On the front page of this Sunday’s New York Times, Martin Fackler strings together a series of anecdotes of decline and relative depravation to prove the point of his headline, “Japan Goes From Dynamic to Disheartened.” The time frame, of course, runs from the real estate bubble that dismantled Japan’s economy in the late ’80s and early ’90s to today—20 years of economic stagnation, or so Fackler and most other say.
The litany of Japan’s trouble sounds familiar, because we’ve heard it before—a family selling a house for less than they owe the bank; a new frugality among the young (as if it were a bad thing!); the downsizing of new houses.
Fackler has some calming words for his readers, though. Twenty years of stagnation probably won’t happen to the U.S. after the bursting of our real estate bubble. Why?, you may ask:
“….largely because of the greater responsiveness of the American political system and Americans’ greater tolerance for capitalism’s creative destruction. Japanese leaders at first denied the severity of their nation’s problems and then spent heavily on job-creating public works projects that only postponed painful but necessary structural changes, economists say.”
In other words, we won’t make Japan’s mistake of investing in new roads, mass transit systems, bridge repairs, school facilities and other public works. By the way, from Rome under the Antonines, to Western Europe after the Black Plague, China in the Song Dynasty, New England before the Civil War and the United States in the 1930s-1960s, history tells us again and again that job-creating public works help all economies grow.
Fackler offers no proof, and does not even bother to cite the “economists” who say that public works will extend a recession into decades. Fackler accepts the free market as the only way to solve problems and government intervention as bad as the basic premises of his article. In fact, the very fact that he offers no other real contrast between Japan and the United States suggests that creating another opportunity to communicate free market ideology was the raison d’être, or prime motive, for writing the piece.
Let’s refute Fackler in three ways:
- He never proves that investment in public works extended the recession, he just says it. It’s likely that without public investment at whatever level Japan really made it, that the recession would have been much worse. No matter how the right-wing pundits try to twist the figures, the recovery programs of the United States and Western European countries prevented the recession from turning worse.
- When he contrasts Japan with the United States, he conveniently forgets about the last 11 years since our dot-come bubble burst in which incomes and investments have stagnated in the United States.
- Is it really true that Japan has stagnated? Everyone has been saying so for 20 years, but that’s the same “everyone” who says that because gross domestic product is up, we’re out of the recession even as unemployment dances around 10 percent.

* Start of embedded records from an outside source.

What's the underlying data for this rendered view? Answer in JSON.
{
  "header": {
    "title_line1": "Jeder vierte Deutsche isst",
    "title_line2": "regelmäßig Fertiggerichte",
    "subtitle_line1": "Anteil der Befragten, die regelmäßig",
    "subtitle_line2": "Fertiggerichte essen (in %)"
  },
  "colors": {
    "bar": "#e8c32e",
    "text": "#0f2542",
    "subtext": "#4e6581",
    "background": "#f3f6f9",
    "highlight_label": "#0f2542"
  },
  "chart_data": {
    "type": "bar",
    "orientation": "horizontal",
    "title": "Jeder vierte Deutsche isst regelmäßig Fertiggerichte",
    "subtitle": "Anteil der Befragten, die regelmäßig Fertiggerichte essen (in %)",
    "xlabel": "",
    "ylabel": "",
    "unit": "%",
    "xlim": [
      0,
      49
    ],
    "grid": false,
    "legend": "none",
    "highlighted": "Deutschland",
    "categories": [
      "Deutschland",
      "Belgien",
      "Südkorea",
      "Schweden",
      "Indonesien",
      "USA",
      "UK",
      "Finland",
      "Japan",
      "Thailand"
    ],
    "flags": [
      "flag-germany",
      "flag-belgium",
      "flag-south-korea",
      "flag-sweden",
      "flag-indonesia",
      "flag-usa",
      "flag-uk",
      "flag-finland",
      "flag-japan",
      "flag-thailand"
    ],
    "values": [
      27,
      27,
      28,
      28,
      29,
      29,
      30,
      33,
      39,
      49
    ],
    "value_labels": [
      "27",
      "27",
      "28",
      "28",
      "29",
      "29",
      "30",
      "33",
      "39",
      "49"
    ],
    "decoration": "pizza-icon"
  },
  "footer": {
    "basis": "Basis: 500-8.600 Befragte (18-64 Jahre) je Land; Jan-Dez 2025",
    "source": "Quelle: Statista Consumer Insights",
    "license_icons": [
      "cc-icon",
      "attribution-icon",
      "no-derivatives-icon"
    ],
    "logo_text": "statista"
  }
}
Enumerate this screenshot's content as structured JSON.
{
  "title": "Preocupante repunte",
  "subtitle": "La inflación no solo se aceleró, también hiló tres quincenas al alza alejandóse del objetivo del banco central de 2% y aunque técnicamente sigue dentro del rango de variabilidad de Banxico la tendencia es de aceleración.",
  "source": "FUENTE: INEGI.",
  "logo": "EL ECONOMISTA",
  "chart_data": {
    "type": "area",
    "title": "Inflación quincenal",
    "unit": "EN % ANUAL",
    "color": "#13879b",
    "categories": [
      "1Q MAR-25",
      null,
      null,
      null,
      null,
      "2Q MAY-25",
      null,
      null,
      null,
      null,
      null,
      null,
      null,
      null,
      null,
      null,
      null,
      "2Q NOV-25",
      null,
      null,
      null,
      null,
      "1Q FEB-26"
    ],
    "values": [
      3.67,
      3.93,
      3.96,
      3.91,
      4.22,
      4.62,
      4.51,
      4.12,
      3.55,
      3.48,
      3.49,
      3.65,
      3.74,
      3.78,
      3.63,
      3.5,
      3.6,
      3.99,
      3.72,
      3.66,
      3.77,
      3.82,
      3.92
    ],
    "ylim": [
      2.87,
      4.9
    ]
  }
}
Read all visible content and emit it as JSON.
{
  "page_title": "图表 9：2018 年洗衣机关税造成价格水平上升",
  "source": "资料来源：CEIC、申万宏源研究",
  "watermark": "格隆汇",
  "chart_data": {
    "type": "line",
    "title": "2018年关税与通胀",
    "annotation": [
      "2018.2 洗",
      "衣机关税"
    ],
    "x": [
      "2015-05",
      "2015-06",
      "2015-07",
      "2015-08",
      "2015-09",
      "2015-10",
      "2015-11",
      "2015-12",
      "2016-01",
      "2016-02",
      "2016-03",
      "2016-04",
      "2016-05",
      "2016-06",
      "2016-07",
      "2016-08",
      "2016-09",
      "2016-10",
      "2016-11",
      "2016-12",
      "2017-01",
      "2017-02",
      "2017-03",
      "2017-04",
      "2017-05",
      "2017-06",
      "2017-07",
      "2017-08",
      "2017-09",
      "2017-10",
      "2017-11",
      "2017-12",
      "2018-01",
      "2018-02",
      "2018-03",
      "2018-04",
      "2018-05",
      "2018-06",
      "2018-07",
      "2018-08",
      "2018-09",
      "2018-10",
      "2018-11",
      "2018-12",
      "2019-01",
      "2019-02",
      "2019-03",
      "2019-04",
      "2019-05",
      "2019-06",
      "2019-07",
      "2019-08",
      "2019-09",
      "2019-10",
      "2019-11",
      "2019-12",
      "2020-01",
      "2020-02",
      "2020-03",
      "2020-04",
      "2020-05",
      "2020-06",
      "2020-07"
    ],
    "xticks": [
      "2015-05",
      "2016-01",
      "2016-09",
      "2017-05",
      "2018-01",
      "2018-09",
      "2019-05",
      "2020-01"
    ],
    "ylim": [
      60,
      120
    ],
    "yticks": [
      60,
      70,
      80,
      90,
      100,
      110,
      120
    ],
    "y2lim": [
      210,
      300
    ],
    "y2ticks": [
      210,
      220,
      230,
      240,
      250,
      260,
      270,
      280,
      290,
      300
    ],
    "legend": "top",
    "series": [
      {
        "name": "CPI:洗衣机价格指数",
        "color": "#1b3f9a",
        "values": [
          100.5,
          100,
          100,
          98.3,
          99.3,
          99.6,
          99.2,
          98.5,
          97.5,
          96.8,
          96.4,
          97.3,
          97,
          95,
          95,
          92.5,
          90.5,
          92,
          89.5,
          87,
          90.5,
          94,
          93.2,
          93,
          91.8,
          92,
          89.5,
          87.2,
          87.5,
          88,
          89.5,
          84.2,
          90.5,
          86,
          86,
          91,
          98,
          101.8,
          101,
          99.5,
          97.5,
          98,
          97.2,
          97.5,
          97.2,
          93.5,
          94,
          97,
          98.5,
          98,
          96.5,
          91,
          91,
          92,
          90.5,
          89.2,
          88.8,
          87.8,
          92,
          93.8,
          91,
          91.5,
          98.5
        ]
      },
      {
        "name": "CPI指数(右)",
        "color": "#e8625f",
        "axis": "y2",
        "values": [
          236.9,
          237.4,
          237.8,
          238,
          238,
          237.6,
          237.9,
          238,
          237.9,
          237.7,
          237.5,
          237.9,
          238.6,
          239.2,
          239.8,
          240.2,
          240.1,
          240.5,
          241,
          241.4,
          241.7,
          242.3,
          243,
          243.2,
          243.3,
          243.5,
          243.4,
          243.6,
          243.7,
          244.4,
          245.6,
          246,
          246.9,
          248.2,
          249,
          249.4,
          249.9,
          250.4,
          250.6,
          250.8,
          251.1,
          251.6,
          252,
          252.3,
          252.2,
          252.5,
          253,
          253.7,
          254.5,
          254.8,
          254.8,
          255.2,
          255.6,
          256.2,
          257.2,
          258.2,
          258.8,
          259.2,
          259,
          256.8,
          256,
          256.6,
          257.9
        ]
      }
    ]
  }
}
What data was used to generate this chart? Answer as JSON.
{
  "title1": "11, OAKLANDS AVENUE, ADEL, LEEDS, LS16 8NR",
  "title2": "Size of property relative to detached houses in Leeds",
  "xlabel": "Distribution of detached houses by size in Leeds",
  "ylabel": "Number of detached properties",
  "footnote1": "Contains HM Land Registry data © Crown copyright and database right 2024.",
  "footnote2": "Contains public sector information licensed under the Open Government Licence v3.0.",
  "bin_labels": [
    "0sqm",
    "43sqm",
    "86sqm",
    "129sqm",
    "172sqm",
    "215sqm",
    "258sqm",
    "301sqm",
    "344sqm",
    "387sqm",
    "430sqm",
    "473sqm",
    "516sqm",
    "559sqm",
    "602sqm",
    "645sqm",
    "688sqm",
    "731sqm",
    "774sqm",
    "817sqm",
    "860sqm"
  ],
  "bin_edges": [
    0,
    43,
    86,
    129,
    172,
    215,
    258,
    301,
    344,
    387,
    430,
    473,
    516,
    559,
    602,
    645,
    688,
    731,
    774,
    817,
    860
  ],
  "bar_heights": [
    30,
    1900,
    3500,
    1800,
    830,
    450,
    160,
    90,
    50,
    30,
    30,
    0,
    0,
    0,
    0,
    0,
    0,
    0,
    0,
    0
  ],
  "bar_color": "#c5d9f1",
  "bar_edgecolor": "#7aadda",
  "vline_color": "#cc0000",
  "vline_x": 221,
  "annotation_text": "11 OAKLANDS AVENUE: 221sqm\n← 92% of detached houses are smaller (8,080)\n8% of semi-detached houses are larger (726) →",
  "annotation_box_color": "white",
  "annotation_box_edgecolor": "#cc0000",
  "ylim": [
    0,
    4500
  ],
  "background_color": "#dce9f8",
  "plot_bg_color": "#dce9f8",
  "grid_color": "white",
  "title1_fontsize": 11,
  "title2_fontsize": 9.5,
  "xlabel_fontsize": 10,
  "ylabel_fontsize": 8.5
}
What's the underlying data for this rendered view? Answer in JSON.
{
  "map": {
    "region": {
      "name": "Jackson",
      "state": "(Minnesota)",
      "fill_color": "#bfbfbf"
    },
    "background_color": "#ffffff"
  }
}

We do know that China recently passed Japan to become the world’s second largest economy, but Japan is still way ahead of #4 India.
Let’s look at other key measures of economic well-being, all from the Economist’s Pocket World in Figures 2011. I think we’ll see that Japan is still doing pretty good on the whole:
- Most economic purchasing power – 3rd in world
- Standard of living – 29 (U.S.A. is 20!)
- Human development, which measures overall well-being – 9 (U.S.A. is 13!)
- Trader of goods – 4
- Surplus in balance of payments – 3 (U.S.A. is biggest debtor nation!)
Okay, China is kicking Japan’s butt in the competitive part of economics, but China is also kicking our butt and everyone else’s too.
Let’s look at Japan’s real problem: The fact that it rates first in median age in the world, first in percentage of people over the age of 60 and first in the percentage of people over the age of 80. That’s a lot of people who aren’t in the market for a new home.
In other words, Japan is the oldest nation and the one which is aging the fastest. As I discussed in yesterday’s blog entry, economists and policy makers haven’t done much work on the question of how to create a thriving economy when the population is aging and either stagnating or shrinking. Virtually all of economics assumes that the way to economic nirvana is growth, specifically in population and productivity.
Perhaps Japan’s economic stagnation is not a problem, just the natural result of an aging society. Perhaps Japan is as rich as it ever was but no richer, but that the distribution of its wealth among its residents has left pockets of distress, much as it has in the United States.